O nascimento do bebê é
um momento crucial para o desamparo originário. É neste momento que o
indivíduo, no caso o bebê, sofre as mais cruéis perdas e intrusões do mundo
externo. Não preparado para essas intrusões, o bebê perde sua identidade, onde,
é totalmente dependente do mundo externo. Essas condições são armazenadas na
memória do indivíduo, se não elaboradas, esse passa a reviver a experiência
mais tarde, Winnicott salienta esta afirmação.
Segundo este autor:
O ‘continuar a ser’ pessoal do
indivíduo é interrompido por reações a intrusões prolongadas. Quando o trauma
do nascimento é significativo, cada um dos aspectos da intrusão e da reação é,
digamos, entalhado na memória do indivíduo da mesma forma como nos acostumamos
a ver quando os pacientes revivem experiências traumáticas de uma época mais
tardia (o tipo de experiências que por vezes são recuperadas com sucesso por
uma ab-reação ou uma hipnose). [...] Quando estudamos um paciente em análise,
porém, encontramos uma ordem de detalhes que nunca deixa de nos impressionar. (1949/2000, p. 265).
Todavia, Winnicott
(1949/2000) postula que, dos aspectos principais, ou mais típicos da verdadeira
memória do nascimento, é o sentimento de ser agarrado por algo do ambiente.
Agarrado em uma maneira simbólica, ou seja, o mundo do bebê é invadido por
intrusões exteriores que o mesmo tende a adaptar-se, e em conjunto, na época do
nascimento, este bebê necessita de uma adaptação ativa do ambiente. Ainda em
Winnicott (1949/2000), salienta que o bebê é capaz de suportar essa tensão,
essas intrusões vindas do externo, até certo ponto, um período limitado do
tempo. O fato é que ele não sabe, e nem tem como saber, a duração do parto,
portanto Winnicott diz:
Faz
parte desse sentimento de desesperança a intolerável experiência de sofrer o
efeito de algo sem ter a mínima ideia de quando isto irá terminar. [...] Seria
possível dizer que muitos bebês poderiam ser ajustados caso conseguíssemos
informa-lhes, durante um parto prolongado, que o processo durará apenas um
período de tempo limitado. O bebê, porém, não tem como compreender a nossa
linguagem. (p. 265-266).
É um sofrimento atroz. Além das intrusões do mundo exterior, o bebê se
depara com a perda do seu mundo perfeito, onde nada lhe faltava. Evidencia-se a
dificuldade em lidar com essa situação justamente porque o ego ainda não esta
formado.
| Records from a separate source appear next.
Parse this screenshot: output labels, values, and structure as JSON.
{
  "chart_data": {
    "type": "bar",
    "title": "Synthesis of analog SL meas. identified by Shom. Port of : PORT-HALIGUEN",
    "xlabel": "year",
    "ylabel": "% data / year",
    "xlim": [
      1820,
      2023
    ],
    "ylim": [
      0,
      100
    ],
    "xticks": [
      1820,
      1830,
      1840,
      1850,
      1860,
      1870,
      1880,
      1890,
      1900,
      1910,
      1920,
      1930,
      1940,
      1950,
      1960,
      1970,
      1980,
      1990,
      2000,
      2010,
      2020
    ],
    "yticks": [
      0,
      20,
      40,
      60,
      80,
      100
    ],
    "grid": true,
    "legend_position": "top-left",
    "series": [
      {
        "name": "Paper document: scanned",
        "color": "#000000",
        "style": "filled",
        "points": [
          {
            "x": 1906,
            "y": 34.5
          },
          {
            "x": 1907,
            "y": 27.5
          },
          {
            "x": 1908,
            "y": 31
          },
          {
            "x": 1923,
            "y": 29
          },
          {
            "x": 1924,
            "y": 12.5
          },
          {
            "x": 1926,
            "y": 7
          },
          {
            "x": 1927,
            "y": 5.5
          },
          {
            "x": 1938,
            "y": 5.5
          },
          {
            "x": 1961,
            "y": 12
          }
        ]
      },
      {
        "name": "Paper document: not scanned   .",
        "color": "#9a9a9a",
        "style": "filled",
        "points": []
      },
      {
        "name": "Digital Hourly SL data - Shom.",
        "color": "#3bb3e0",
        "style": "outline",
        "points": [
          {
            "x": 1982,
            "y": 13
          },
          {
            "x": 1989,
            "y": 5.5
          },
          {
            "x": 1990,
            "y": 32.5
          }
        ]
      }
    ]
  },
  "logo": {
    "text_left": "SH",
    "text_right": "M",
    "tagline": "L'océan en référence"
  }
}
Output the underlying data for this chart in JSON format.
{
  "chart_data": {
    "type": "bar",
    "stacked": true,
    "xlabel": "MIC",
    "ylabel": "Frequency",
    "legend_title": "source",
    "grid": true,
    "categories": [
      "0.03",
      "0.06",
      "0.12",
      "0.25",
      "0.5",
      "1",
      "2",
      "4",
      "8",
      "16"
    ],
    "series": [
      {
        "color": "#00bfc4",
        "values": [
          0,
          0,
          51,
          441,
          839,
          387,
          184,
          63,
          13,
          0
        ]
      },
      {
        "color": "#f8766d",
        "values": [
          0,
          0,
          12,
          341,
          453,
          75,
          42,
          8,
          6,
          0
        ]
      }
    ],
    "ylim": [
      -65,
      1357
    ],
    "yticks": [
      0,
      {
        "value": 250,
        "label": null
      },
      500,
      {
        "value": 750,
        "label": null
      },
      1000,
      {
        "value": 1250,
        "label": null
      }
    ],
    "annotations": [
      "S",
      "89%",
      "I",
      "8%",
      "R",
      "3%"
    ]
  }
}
Para isso a mãe é um objeto externo essencial para acolher este bebê.
É o objeto primário, é naquele momento, o que o bebê mais precisa.
Apesar de este pequeno sujeito precisar muito do objeto externo (mãe),
este (objeto externo) exerce uma fonte de violência, pois, provoca o sentimento
de perda e abandono (ROCHA, 2012).
É
com a insuspeitada agonia do choro que o bebê revela as consequências da
separação, pelo corte, de seu objeto primário. Temos aí a expressão máxima de
sua aflição diante da perfeição perdida que o fazia conhecer somente a
plenitude, a bem-aventurança e o repouso. A perda de um modelo, que
proporcionava a satisfação ilimitada, o repouso absoluto e a quietude plena –
ainda que nós o pensemos como um mito constitutivo da psique – configura-se
pela separação do corpo materno. A unidade, deixada agora para trás, dá lugar à
ferida provocada por esse corte inicial cuja cicatriz marcará, primeiramente e
para sempre, o corpo do sujeito. (ROCHA, 2012, p. 23).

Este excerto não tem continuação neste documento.